Self-control, Snow, self-control ! Envie ou pas, on ne peut pas recommencer, on a déjà suffisamment merdé…
— Eh bien, il va falloir apprendre la frustration, marmonné-je en récupérant ma main, on a de la route à faire et des gosses à protéger, Madame la Ministre.
— On n’est pas à quelques minutes près, Mathias, susurre-t-elle à mon oreille en agitant ses seins devant mes yeux.
— Ysée, ça suffit, la sommé-je. Ne complique pas les choses ! Ce qui s’est passé… n’aurait jamais dû arriver. On n’est pas en vacances, mais en mission, et ça, aussi agréable que ça ait pu être, ça n’a pas sa place dans une mission. Habille-toi, les filles doivent nous attendre pour le petit déjeuner.
— Monsieur a tiré son coup et c’est bon pour lui ? se moque-t-elle alors que sa main se pose sur mon sexe qui frémit sous ses doigts. On dirait pourtant que certaines parties de ton corps aimeraient remettre le couvert, non ? Tu n’as pas autant résisté, tout à l’heure.

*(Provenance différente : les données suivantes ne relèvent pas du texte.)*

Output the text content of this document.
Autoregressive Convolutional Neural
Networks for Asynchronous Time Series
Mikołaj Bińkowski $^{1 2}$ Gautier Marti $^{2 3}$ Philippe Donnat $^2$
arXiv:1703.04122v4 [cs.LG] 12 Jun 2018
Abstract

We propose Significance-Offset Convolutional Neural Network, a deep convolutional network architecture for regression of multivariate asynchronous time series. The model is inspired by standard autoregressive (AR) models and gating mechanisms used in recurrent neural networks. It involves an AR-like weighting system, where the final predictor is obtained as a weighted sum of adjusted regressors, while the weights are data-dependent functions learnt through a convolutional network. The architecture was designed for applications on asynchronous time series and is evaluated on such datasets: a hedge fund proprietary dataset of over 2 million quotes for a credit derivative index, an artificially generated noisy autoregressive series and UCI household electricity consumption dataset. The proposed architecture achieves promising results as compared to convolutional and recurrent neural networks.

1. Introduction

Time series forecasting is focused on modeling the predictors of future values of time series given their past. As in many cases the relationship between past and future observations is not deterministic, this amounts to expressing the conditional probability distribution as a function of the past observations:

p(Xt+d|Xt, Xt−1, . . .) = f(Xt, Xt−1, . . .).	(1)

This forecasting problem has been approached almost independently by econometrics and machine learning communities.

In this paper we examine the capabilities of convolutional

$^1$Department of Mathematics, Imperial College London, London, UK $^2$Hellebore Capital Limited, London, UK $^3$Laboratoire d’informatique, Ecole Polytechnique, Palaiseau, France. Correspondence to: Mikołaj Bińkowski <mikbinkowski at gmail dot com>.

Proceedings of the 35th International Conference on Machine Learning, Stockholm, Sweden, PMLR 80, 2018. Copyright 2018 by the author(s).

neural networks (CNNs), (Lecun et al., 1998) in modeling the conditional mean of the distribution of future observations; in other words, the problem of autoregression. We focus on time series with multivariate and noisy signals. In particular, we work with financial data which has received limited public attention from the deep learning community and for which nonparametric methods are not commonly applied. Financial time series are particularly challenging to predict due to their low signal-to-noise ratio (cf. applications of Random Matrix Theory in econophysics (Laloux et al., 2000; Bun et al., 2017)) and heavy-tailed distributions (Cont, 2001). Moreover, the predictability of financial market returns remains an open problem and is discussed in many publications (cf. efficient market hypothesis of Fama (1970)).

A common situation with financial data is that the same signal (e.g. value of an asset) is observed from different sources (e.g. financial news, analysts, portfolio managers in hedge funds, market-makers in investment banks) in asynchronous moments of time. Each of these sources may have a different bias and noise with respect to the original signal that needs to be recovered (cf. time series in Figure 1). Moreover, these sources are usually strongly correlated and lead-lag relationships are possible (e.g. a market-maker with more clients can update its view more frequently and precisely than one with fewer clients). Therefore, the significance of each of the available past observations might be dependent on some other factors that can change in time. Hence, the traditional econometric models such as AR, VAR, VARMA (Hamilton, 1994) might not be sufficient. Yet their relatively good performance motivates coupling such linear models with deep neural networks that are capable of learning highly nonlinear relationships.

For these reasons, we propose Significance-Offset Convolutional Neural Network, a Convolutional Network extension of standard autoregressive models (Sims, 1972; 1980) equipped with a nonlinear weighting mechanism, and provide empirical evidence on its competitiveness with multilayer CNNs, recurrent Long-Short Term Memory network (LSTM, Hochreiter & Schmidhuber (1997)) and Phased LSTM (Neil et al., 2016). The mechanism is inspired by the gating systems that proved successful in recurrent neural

Bon sang, elle va m’achever. Comme si l’idée de remettre le couvert n’était pas déjà assez présente dans ma tête, merde ! Je ne sais pas où je trouve la force de résister, honnêtement, parce qu’elle est là, à quelques centimètres de moi, encore nue, ses tétons fièrement dressés dans ma direction et cette marque de morsure dans son cou qui me donne envie d’y replonger ma bouche dans la seconde qui me nargue… Fait chier, j’aurais dû la garder dans mon pantalon jusqu’au bout, maintenant que j’y ai goûté…

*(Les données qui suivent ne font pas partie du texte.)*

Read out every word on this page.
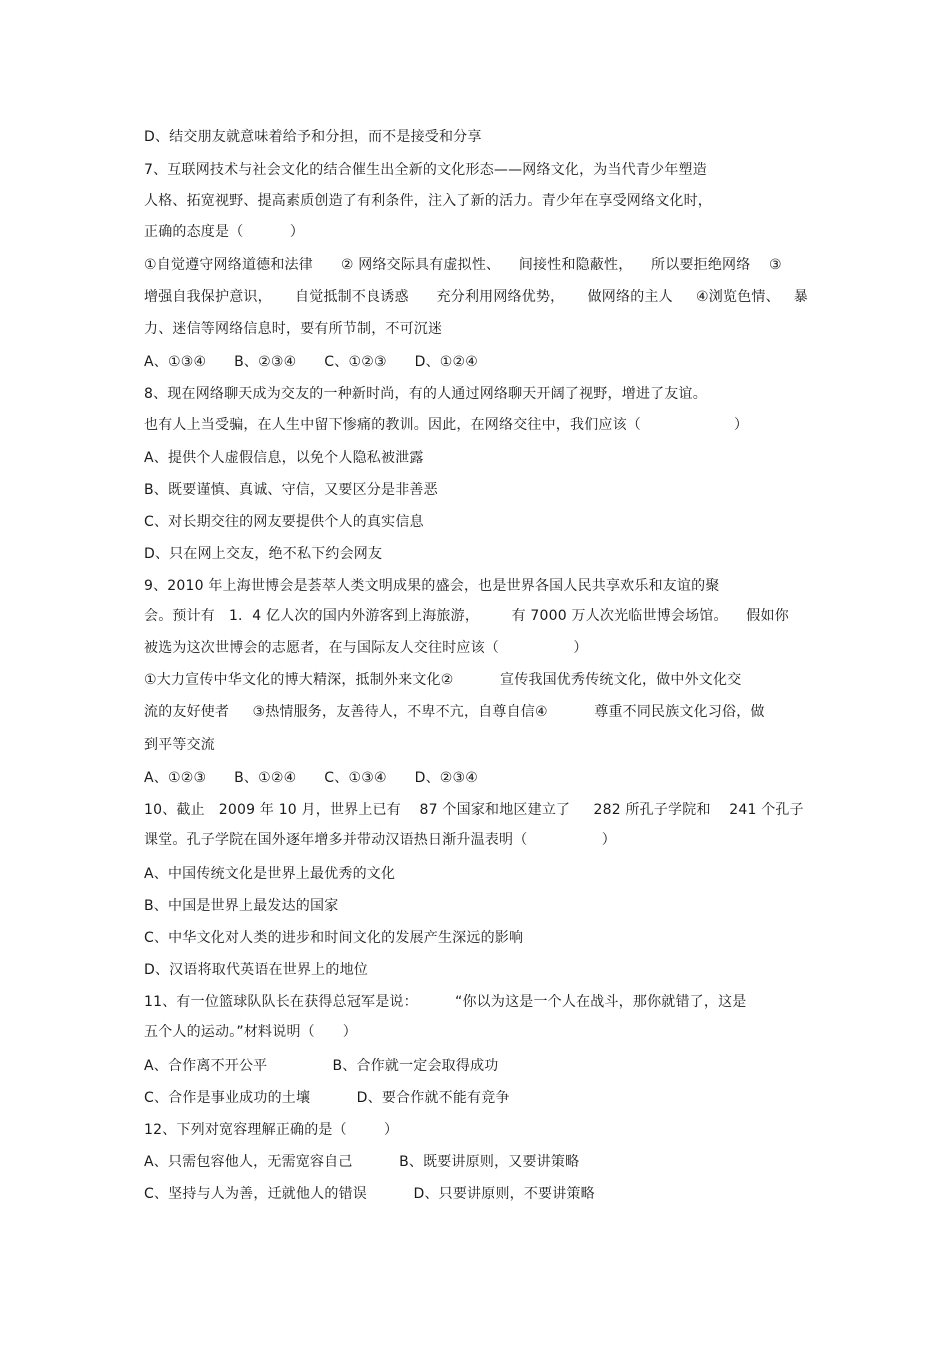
D、结交朋友就意味着给予和分担，而不是接受和分享
7、互联网技术与社会文化的结合催生出全新的文化形态——网络文化，为当代青少年塑造
人格、拓宽视野、提高素质创造了有利条件，注入了新的活力。青少年在享受网络文化时，
正确的态度是（          ）
①自觉遵守网络道德和法律      ② 网络交际具有虚拟性、    间接性和隐蔽性，    所以要拒绝网络    ③
增强自我保护意识，     自觉抵制不良诱惑      充分利用网络优势，     做网络的主人     ④浏览色情、   暴
力、迷信等网络信息时，要有所节制，不可沉迷
A、①③④      B、②③④      C、①②③      D、①②④
8、现在网络聊天成为交友的一种新时尚，有的人通过网络聊天开阔了视野，增进了友谊。
也有人上当受骗，在人生中留下惨痛的教训。因此，在网络交往中，我们应该（                    ）
A、提供个人虚假信息，以免个人隐私被泄露
B、既要谨慎、真诚、守信，又要区分是非善恶
C、对长期交往的网友要提供个人的真实信息
D、只在网上交友，绝不私下约会网友
9、2010 年上海世博会是荟萃人类文明成果的盛会，也是世界各国人民共享欢乐和友谊的聚
会。预计有   1．4 亿人次的国内外游客到上海旅游，       有 7000 万人次光临世博会场馆。    假如你
被选为这次世博会的志愿者，在与国际友人交往时应该（                ）
①大力宣传中华文化的博大精深，抵制外来文化②          宣传我国优秀传统文化，做中外文化交
流的友好使者     ③热情服务，友善待人，不卑不亢，自尊自信④          尊重不同民族文化习俗，做
到平等交流
A、①②③      B、①②④      C、①③④      D、②③④
10、截止   2009 年 10 月，世界上已有    87 个国家和地区建立了     282 所孔子学院和    241 个孔子
课堂。孔子学院在国外逐年增多并带动汉语热日渐升温表明（                ）
A、中国传统文化是世界上最优秀的文化
B、中国是世界上最发达的国家
C、中华文化对人类的进步和时间文化的发展产生深远的影响
D、汉语将取代英语在世界上的地位
11、有一位篮球队队长在获得总冠军是说：        “你以为这是一个人在战斗，那你就错了，这是
五个人的运动。”材料说明（      ）
A、合作离不开公平              B、合作就一定会取得成功
C、合作是事业成功的土壤          D、要合作就不能有竞争
12、下列对宽容理解正确的是（        ）
A、只需包容他人，无需宽容自己          B、既要讲原则，又要讲策略
C、坚持与人为善，迁就他人的错误          D、只要讲原则，不要讲策略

— Arrête, Ysée, c’est bon. On s’est amusés, maintenant il faut se reconcentrer, assuré-je en reculant de deux pas. La mission, c’est la priorité.
— Ah oui, j’ai oublié ce qui t’excitait. Il est où, ton flingue ? demande-t-elle en me tournant le dos, m’offrant la vue de ses fesses magnifiques.
Je ferme les yeux et lui tourne même le dos, histoire de ne pas lui flanquer une fessée et la coller à quatre pattes. Je confirme et entérine l’idée qu’elle est aussi bandante qu’insupportable. Définitivement.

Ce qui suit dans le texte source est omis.